作为了解和加速长期序列自我关注的工具的拼写 (Sketching as a Tool for Understanding and Accelerating Self-attention for Long Sequences) - 专知论文

会员服务 ·

0

可理解性 · 可约的 · 行 · INFORMS · MoDELS ·

2021 年 12 月 10 日

Sketching as a Tool for Understanding and Accelerating Self-attention for Long Sequences

翻译：作为了解和加速长期序列自我关注的工具的拼写

Yifan Chen,Qi Zeng,Dilek Hakkani-Tur,Di Jin,Heng Ji,Yun Yang

Transformer-based models are not efficient in processing long sequences due to the quadratic space and time complexity of the self-attention modules. To address this limitation, Linformer and Informer are proposed to reduce the quadratic complexity to linear (modulo logarithmic factors) via low-dimensional projection and row selection respectively. These two models are intrinsically connected, and to understand their connection, we introduce a theoretical framework of matrix sketching.
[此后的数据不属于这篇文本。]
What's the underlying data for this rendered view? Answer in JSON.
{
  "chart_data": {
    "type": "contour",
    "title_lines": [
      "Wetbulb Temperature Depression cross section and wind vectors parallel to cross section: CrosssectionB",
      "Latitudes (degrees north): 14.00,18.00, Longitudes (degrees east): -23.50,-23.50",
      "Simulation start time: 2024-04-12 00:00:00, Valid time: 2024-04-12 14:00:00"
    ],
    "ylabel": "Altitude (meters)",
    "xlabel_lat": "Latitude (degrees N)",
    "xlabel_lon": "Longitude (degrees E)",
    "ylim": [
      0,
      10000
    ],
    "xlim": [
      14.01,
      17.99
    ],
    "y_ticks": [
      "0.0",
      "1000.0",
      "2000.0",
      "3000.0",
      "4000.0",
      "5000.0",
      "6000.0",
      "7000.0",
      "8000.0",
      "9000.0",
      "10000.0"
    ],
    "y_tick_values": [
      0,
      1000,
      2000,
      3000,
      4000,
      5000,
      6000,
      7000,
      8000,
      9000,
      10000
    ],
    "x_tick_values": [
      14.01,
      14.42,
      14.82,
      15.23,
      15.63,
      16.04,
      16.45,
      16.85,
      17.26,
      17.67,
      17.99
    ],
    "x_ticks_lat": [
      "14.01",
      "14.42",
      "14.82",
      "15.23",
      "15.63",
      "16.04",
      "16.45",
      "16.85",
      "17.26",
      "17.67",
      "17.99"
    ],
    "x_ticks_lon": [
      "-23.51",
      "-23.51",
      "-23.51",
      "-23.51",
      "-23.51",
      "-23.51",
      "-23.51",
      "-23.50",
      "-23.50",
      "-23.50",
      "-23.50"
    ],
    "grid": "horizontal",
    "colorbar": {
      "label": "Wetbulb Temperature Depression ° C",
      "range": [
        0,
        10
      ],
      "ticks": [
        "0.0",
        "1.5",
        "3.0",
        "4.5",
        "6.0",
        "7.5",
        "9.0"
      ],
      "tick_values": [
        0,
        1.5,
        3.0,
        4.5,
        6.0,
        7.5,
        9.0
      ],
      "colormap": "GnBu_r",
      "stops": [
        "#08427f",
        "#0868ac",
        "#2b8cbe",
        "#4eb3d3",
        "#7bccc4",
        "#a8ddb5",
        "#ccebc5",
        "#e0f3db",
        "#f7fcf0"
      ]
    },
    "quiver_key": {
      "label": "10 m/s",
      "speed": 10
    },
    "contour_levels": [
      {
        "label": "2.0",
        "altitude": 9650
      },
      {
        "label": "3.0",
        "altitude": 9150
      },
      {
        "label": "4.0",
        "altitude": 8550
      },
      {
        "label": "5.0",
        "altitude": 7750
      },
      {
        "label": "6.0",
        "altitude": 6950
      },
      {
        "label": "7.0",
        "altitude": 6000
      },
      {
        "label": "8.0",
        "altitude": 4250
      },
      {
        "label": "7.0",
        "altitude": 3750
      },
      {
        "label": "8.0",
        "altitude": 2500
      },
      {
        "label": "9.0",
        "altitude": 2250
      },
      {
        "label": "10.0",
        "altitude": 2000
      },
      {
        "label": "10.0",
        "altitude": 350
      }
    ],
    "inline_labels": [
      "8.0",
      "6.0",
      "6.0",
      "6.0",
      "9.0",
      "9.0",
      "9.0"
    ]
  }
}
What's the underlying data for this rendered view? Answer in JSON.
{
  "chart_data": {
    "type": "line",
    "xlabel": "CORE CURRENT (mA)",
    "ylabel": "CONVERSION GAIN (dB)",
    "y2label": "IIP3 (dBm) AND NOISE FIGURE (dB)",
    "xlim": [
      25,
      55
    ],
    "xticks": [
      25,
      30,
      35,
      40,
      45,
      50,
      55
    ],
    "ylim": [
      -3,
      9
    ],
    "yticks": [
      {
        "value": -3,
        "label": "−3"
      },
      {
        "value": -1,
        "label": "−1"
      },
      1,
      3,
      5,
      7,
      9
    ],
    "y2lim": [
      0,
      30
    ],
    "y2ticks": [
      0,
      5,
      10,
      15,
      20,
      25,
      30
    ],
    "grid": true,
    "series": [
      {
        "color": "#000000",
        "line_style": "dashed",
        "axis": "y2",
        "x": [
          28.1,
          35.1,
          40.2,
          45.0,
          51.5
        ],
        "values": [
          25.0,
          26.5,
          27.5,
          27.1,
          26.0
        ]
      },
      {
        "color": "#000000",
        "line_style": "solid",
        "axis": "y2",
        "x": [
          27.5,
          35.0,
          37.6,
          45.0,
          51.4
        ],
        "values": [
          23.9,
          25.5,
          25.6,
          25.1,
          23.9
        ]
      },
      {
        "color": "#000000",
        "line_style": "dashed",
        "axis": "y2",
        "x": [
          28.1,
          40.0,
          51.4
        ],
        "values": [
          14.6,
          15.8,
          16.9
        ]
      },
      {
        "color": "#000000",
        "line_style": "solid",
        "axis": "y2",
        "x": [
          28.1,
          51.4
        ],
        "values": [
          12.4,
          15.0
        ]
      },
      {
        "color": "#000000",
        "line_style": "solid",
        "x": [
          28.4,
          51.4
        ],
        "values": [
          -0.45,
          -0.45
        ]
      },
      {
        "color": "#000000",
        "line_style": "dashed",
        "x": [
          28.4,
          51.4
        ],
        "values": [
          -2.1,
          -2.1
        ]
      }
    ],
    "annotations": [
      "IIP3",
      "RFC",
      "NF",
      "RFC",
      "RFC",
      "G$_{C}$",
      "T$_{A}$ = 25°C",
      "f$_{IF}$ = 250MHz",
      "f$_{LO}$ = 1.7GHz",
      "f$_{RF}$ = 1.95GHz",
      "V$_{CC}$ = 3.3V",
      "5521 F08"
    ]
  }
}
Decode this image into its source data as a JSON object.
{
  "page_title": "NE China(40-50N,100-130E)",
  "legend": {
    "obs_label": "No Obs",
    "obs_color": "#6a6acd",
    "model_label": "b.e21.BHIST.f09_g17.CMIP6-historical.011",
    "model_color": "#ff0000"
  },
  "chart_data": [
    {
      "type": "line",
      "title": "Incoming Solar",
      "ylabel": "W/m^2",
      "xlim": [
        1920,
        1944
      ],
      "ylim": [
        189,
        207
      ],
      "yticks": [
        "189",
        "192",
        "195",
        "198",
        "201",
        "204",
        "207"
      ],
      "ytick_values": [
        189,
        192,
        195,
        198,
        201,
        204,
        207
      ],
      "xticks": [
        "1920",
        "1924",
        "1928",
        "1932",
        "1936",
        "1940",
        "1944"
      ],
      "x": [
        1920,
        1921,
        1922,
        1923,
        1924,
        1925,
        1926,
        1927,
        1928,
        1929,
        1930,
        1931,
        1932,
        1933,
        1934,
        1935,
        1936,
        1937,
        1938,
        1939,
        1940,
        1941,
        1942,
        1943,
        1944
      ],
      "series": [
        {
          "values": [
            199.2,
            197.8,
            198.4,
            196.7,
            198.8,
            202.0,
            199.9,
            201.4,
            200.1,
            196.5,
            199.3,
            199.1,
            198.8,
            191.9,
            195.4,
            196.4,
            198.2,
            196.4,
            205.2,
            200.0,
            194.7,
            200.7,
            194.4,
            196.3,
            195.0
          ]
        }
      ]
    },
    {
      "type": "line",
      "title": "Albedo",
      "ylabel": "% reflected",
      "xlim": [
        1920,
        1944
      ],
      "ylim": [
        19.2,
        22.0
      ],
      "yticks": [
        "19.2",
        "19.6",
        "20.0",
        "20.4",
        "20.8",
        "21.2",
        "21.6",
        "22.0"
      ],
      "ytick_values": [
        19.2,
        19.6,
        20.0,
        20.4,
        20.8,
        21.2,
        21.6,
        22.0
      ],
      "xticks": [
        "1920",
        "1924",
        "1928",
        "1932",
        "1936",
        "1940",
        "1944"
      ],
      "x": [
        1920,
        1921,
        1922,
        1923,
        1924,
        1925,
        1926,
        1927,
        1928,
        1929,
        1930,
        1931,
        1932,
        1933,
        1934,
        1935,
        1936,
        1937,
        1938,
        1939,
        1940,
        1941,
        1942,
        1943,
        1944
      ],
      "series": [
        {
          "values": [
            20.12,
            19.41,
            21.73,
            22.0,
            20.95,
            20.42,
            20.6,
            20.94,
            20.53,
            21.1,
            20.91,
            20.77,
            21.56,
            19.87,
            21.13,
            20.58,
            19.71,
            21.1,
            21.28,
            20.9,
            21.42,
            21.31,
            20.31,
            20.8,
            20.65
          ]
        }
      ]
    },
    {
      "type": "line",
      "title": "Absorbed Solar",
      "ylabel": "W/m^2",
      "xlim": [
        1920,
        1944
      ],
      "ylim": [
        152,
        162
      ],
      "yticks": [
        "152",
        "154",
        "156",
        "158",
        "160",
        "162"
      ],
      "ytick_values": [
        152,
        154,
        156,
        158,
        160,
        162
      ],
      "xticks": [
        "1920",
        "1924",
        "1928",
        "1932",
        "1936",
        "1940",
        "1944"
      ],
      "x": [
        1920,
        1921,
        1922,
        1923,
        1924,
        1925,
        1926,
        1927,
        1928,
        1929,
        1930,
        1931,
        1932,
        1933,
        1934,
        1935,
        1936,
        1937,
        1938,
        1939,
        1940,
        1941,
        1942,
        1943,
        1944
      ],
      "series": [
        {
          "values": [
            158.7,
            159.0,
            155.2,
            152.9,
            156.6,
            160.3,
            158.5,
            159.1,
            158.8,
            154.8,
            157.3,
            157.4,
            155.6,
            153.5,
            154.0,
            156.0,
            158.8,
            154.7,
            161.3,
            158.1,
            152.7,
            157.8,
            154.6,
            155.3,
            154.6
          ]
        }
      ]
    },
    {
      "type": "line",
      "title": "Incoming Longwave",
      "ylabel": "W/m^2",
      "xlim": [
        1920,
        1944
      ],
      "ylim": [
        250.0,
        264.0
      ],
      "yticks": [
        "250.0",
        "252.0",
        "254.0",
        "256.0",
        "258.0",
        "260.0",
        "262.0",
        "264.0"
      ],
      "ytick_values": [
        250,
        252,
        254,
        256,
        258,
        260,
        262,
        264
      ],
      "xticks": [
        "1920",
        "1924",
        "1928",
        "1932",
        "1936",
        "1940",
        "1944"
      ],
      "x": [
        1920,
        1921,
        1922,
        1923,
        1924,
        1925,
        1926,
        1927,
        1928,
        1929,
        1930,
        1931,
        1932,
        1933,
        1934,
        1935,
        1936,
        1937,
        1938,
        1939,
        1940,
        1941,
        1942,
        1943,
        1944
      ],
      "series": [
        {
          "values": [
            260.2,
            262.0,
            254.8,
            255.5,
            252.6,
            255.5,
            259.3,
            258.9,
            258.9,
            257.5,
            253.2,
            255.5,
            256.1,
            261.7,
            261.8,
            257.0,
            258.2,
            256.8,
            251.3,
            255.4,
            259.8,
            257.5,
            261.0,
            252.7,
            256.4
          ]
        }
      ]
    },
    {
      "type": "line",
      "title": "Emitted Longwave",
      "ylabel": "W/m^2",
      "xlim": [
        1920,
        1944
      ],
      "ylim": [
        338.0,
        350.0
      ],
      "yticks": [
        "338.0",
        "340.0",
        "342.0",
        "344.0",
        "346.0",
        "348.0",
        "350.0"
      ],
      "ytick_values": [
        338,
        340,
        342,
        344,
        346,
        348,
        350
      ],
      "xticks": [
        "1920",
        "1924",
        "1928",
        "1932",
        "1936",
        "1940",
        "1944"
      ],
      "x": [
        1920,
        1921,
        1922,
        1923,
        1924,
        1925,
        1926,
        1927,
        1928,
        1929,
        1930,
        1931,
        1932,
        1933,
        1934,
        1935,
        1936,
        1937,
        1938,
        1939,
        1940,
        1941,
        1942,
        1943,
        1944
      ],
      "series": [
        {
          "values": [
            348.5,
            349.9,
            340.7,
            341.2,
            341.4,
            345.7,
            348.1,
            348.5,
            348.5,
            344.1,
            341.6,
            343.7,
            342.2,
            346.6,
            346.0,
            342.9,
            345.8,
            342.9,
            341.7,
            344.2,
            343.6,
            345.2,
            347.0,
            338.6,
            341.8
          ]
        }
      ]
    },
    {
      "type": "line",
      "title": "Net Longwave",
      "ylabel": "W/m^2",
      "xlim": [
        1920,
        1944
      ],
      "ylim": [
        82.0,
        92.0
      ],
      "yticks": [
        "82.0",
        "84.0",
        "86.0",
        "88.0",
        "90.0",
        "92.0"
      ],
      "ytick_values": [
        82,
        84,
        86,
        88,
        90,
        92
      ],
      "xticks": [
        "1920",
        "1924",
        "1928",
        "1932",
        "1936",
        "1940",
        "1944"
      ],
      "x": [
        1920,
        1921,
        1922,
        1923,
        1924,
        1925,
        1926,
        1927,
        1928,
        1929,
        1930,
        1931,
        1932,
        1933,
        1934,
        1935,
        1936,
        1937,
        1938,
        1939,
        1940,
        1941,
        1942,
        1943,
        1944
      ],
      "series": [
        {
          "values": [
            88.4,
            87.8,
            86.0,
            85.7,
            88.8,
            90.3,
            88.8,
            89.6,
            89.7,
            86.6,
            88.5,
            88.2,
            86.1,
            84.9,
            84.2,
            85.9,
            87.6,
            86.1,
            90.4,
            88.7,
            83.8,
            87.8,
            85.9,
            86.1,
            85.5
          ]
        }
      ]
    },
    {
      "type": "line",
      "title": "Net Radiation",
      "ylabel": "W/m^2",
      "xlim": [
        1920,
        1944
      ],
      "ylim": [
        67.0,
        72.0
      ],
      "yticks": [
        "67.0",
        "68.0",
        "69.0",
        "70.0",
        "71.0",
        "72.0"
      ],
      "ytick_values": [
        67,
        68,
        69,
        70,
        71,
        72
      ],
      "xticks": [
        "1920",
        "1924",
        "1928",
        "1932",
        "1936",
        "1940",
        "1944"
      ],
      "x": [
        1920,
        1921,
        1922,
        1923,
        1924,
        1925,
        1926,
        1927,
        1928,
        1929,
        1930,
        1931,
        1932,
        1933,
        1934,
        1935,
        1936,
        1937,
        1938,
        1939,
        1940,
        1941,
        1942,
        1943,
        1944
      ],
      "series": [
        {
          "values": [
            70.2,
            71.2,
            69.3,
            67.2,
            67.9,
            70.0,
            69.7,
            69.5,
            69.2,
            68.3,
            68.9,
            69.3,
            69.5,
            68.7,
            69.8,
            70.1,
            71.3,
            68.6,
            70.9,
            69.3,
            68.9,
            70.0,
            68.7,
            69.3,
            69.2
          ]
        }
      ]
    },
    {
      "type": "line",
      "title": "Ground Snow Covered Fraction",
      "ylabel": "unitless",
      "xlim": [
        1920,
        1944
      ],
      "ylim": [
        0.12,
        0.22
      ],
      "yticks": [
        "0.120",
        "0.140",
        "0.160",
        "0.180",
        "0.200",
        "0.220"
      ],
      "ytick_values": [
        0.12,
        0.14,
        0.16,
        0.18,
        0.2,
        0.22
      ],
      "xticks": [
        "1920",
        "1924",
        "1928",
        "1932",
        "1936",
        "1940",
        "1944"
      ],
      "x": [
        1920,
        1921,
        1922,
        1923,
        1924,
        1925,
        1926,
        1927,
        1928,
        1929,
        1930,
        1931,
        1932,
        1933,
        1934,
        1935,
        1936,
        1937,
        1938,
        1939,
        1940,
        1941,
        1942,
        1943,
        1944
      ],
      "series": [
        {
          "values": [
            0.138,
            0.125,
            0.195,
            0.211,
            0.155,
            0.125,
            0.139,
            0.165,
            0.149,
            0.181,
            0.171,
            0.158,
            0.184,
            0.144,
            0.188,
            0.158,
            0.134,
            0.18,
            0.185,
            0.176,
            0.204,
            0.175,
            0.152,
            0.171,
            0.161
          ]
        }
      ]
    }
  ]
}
Based on the theoretical analysis, we propose Skeinformer to accelerate self-attention and further improve the accuracy of matrix approximation to self-attention with three carefully designed components: column sampling, adaptive row normalization and pilot sampling reutilization. Experiments on the Long Range Arena (LRA) benchmark demonstrate that our methods outperform alternatives with a consistently smaller time/space footprint.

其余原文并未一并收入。